Le grief est infondé.

En tous points mal fondé, le recours doit être rejeté.

7) La procédure étant gratuite (art. 12 du règlement sur les frais, émoluments et indemnités en procédure administrative du 30 juillet 1986 - RFPA - E 5 10.03), aucun émolument ne sera perçu (art. 87 al. 1 LPA).

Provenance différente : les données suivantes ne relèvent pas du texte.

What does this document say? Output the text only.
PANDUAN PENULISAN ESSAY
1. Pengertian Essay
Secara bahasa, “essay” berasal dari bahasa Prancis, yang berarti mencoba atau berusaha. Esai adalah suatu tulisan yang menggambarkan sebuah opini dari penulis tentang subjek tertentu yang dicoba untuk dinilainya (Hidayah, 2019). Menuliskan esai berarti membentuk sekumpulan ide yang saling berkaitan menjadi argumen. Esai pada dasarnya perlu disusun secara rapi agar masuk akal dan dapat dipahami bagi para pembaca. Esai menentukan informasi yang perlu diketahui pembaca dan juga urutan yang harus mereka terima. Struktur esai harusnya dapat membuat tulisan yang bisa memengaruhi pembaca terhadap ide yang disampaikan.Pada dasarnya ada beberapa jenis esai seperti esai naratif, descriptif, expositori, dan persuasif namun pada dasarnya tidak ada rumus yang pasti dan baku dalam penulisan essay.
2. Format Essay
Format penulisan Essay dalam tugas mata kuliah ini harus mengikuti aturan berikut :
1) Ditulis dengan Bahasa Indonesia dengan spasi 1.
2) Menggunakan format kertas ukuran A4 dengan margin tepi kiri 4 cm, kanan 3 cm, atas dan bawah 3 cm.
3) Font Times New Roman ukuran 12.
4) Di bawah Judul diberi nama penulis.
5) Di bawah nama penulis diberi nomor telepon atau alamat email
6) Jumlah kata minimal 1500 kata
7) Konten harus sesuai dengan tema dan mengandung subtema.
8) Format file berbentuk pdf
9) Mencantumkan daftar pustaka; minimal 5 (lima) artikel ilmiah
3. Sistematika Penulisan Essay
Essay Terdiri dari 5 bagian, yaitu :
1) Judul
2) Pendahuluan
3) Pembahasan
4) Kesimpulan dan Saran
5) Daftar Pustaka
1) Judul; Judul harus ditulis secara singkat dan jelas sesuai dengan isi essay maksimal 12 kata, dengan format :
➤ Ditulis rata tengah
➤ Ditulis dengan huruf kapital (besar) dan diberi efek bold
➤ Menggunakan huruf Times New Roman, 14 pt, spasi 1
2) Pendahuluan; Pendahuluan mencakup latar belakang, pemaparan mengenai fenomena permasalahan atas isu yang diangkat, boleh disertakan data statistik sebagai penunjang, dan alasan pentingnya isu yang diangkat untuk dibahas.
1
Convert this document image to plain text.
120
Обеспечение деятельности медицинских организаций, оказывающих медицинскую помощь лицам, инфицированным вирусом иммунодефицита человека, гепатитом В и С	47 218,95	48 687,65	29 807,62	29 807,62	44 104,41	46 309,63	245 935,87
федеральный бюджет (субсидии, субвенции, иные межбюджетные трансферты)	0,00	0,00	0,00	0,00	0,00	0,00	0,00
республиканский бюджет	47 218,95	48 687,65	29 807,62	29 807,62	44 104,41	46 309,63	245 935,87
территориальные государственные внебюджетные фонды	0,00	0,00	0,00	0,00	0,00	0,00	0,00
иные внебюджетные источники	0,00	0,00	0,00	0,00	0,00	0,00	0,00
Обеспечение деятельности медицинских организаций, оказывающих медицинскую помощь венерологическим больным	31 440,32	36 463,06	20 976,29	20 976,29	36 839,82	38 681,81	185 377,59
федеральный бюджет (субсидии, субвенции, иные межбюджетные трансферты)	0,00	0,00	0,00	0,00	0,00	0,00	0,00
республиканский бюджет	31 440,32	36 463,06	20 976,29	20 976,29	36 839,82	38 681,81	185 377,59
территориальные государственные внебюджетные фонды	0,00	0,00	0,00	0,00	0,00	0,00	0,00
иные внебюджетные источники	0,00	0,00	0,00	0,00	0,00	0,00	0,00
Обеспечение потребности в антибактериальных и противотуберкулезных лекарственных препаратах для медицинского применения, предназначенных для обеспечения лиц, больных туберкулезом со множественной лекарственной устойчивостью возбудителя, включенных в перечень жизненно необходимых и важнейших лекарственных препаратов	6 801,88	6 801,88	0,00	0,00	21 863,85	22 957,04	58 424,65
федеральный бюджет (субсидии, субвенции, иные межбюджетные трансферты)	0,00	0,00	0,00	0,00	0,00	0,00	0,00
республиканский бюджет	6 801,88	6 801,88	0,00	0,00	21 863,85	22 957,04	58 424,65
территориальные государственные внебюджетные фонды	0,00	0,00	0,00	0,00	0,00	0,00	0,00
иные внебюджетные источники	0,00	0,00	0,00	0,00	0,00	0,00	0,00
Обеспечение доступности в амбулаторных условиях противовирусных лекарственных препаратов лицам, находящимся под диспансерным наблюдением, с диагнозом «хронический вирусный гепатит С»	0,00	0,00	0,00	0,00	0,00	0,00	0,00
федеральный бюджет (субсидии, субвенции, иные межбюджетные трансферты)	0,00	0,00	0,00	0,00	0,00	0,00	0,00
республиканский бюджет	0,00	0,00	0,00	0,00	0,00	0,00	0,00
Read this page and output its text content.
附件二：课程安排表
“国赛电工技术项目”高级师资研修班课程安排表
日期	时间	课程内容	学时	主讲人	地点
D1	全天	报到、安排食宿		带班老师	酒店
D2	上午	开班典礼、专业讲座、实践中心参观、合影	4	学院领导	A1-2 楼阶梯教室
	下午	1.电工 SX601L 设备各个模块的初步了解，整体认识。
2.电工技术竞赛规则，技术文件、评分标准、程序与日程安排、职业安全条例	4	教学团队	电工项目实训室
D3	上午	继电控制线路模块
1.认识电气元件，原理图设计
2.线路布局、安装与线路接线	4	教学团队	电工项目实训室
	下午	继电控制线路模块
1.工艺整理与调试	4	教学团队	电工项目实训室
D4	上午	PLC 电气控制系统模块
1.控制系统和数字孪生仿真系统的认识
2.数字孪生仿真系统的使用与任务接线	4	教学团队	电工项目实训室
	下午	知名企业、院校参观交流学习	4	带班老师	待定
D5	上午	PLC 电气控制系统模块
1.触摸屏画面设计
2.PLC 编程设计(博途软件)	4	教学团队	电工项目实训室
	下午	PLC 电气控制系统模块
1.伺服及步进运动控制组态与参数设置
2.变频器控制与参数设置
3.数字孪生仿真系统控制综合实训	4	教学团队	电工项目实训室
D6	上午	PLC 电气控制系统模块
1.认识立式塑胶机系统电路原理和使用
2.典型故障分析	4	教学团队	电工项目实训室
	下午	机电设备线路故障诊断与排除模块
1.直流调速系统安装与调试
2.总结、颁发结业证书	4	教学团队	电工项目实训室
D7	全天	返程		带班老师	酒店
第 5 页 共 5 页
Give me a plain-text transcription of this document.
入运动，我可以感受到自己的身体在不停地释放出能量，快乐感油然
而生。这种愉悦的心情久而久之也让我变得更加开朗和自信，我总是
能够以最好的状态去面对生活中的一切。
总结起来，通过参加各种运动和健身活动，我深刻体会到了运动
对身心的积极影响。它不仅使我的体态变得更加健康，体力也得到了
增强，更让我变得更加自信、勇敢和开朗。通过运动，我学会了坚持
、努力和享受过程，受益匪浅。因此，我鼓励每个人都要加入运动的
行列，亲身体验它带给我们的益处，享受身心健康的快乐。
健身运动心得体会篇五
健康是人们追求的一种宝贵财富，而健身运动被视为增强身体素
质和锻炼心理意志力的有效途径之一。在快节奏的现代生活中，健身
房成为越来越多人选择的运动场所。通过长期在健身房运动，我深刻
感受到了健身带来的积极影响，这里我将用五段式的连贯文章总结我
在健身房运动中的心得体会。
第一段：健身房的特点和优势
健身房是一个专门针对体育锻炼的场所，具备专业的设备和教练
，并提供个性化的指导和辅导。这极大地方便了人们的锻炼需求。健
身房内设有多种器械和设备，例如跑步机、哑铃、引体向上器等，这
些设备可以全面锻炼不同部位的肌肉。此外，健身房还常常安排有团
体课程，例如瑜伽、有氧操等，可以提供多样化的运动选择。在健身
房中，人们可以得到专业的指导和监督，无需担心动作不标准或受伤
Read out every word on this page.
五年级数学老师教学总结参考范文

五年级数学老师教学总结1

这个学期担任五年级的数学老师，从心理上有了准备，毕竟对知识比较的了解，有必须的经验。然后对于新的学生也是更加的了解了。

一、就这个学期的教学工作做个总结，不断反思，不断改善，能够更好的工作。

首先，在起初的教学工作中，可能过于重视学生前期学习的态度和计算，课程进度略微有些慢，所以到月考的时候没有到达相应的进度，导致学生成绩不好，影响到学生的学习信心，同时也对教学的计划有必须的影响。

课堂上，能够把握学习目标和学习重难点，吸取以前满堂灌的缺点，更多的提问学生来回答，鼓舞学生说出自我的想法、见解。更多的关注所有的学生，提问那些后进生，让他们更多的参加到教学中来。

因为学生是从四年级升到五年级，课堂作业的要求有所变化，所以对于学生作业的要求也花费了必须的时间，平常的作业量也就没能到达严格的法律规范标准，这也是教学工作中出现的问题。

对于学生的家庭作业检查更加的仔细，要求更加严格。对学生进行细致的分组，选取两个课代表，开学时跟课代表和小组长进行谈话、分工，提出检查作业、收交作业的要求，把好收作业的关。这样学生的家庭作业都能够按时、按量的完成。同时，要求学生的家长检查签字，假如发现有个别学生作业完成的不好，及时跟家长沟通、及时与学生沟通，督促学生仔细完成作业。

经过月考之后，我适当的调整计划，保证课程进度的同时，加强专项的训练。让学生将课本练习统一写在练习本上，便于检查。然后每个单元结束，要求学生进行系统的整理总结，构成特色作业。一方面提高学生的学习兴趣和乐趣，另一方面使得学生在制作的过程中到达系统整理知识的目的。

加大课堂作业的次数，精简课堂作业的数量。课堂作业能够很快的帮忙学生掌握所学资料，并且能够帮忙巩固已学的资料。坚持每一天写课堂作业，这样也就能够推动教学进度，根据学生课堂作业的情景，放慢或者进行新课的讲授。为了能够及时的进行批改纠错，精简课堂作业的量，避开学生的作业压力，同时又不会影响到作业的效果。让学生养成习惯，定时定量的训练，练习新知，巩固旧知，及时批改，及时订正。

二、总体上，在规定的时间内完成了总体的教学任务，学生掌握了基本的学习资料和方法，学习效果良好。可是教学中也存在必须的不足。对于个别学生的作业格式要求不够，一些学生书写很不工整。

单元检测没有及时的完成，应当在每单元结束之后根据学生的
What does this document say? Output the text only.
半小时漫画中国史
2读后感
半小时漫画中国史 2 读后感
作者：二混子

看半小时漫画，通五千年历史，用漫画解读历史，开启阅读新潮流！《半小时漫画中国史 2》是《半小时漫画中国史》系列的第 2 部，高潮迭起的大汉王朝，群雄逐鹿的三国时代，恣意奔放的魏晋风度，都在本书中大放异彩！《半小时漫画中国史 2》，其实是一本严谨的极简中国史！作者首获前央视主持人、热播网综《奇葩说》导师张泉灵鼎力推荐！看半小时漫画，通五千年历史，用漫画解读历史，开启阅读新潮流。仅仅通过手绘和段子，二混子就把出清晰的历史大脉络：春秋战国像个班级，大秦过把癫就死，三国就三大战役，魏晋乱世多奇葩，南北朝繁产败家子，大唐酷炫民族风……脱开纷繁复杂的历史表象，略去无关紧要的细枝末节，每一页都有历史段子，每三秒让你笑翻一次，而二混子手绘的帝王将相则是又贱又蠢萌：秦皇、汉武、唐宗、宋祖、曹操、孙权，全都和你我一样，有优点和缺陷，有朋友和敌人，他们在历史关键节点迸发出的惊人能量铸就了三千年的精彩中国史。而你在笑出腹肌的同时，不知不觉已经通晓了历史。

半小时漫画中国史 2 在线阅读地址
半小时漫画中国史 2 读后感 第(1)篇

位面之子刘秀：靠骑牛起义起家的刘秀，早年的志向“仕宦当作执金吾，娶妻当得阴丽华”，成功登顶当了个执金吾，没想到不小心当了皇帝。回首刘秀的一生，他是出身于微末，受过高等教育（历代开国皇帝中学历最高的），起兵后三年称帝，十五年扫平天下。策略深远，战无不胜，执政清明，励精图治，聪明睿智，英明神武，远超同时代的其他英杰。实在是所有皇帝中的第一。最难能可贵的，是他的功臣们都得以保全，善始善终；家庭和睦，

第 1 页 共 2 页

Vu l’issue du litige, aucune indemnité de procédure ne sera allouée (art. 87 al. 2 LPA).

* * * * *

PAR CES MOTIFS
LA CHAMBRE ADMINISTRATIVE

à la forme :

déclare recevable le recours interjeté le 16 mai 2022 par Monsieur A______ contre le jugement du Tribunal administratif de première instance du 4 mai 2022 ;

au fond :

le rejette ;

dit qu'il n'est pas perçu d'émolument, ni alloué d'indemnité de procédure ;

dit que, conformément aux art. 82 ss de la loi fédérale sur le Tribunal fédéral du 17 juin 2005 (LTF - RS 173.110), le présent arrêt peut être porté dans les trente jours qui suivent sa notification par-devant le Tribunal fédéral, par la voie du recours en matière de droit public ; le mémoire de recours doit indiquer les conclusions, motifs et moyens de preuve et porter la signature du recourant ou de son mandataire ; il doit être adressé au Tribunal fédéral, 1000 Lausanne 14, par voie postale ou par voie électronique aux conditions de l’art. 42 LTF. Le présent arrêt et les pièces en possession du recourant, invoquées comme moyens de preuve, doivent être joints à l’envoi ;

communique le présent arrêt à Me Magali Buser, avocate du recourant, à l'office cantonal de la population et des migrations, au Tribunal administratif de première instance, au secrétariat d'État aux migrations ainsi qu'à la direction de l’Établissement de Flughafengefängnis, pour information.

Siégeant : Mme Payot Zen-Ruffinen, présidente, M. Mascotto, Mme Michon Rieben, juges.

Au nom de la chambre administrative :

le greffier-juriste :

 

 

F. Scheffre

 

 

la présidente siégeant :

 

 

F. Payot Zen-Ruffinen

 

Copie conforme de cet arrêt a été communiquée aux parties.